To reveal more would defuse the play’s impact, but several plot lines draw largely from history: real cases of Japanese citizens abducted by Kim il-Sung’s North Korea; the tremendous famine in North Korea in the 1990s; a North Korean agent blowing up a South Korean plane prior to the Olympics in Seoul; ideological differences that continue to exist today between North Korea and Japan, and more. With women as the primary protagonists, Great Wave presents a valuable, more-nuanced-than-most study in female power dynamics.
Despite the play’s dramatic tension being dissipated by too many bounces between Hanako’s tragedy in North Korea and her family’s struggles with personal grief and governmental bureaucracy in Japan, Wing-Davey proves skilled at staging juxtapositions of scale and capitalizing on the set’s enormous seawall and sliding platforms to establish distance in time or location.

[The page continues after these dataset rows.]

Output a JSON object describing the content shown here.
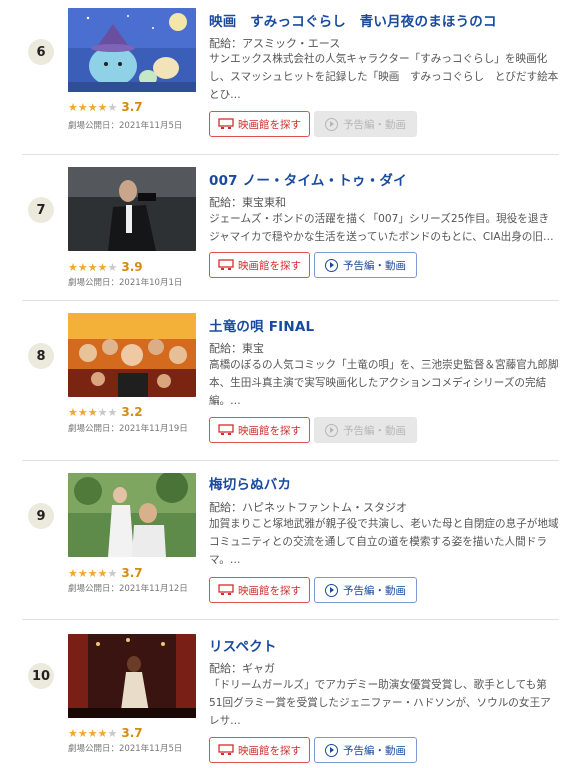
{
  "movies": [
    {
      "rank": "6",
      "title": "映画　すみっコぐらし　青い月夜のまほうのコ",
      "distributor": "配給：アスミック・エース",
      "description": "サンエックス株式会社の人気キャラクター「すみっコぐらし」を映画化し、スマッシュヒットを記録した「映画　すみっコぐらし　とびだす絵本とひ…",
      "rating": 3.7,
      "rating_label": "3.7",
      "release": "劇場公開日：2021年11月5日",
      "theater_label": "映画館を探す",
      "trailer_label": "予告編・動画",
      "trailer_available": false
    },
    {
      "rank": "7",
      "title": "007 ノー・タイム・トゥ・ダイ",
      "distributor": "配給：東宝東和",
      "description": "ジェームズ・ボンドの活躍を描く「007」シリーズ25作目。現役を退きジャマイカで穏やかな生活を送っていたボンドのもとに、CIA出身の旧…",
      "rating": 3.9,
      "rating_label": "3.9",
      "release": "劇場公開日：2021年10月1日",
      "theater_label": "映画館を探す",
      "trailer_label": "予告編・動画",
      "trailer_available": true
    },
    {
      "rank": "8",
      "title": "土竜の唄 FINAL",
      "distributor": "配給：東宝",
      "description": "高橋のぼるの人気コミック「土竜の唄」を、三池崇史監督＆宮藤官九郎脚本、生田斗真主演で実写映画化したアクションコメディシリーズの完結編。…",
      "rating": 3.2,
      "rating_label": "3.2",
      "release": "劇場公開日：2021年11月19日",
      "theater_label": "映画館を探す",
      "trailer_label": "予告編・動画",
      "trailer_available": false
    },
    {
      "rank": "9",
      "title": "梅切らぬバカ",
      "distributor": "配給：ハピネットファントム・スタジオ",
      "description": "加賀まりこと塚地武雅が親子役で共演し、老いた母と自閉症の息子が地域コミュニティとの交流を通して自立の道を模索する姿を描いた人間ドラマ。…",
      "rating": 3.7,
      "rating_label": "3.7",
      "release": "劇場公開日：2021年11月12日",
      "theater_label": "映画館を探す",
      "trailer_label": "予告編・動画",
      "trailer_available": true
    },
    {
      "rank": "10",
      "title": "リスペクト",
      "distributor": "配給：ギャガ",
      "description": "「ドリームガールズ」でアカデミー助演女優賞受賞し、歌手としても第51回グラミー賞を受賞したジェニファー・ハドソンが、ソウルの女王アレサ…",
      "rating": 3.7,
      "rating_label": "3.7",
      "release": "劇場公開日：2021年11月5日",
      "theater_label": "映画館を探す",
      "trailer_label": "予告編・動画",
      "trailer_available": true
    }
  ],
  "colors": {
    "title": "#1a4a9e",
    "star": "#f0a92d",
    "score": "#d88a12",
    "theater_button": "#d12e2e",
    "trailer_button": "#1a4a9e"
  }
}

Great Wave’s takeaways, other than being visually compelling and occasionally hitting high points in staging, include ideas presented about freedom, identity, loyalty versus obligation, adherence to sameness or acceptance of differences, and other themes. With tightening, the epic story of two nations in conflict might rise to its full potential.
The Great Wave: Berkeley Rep’s Roda Theatre through October 27, 2019.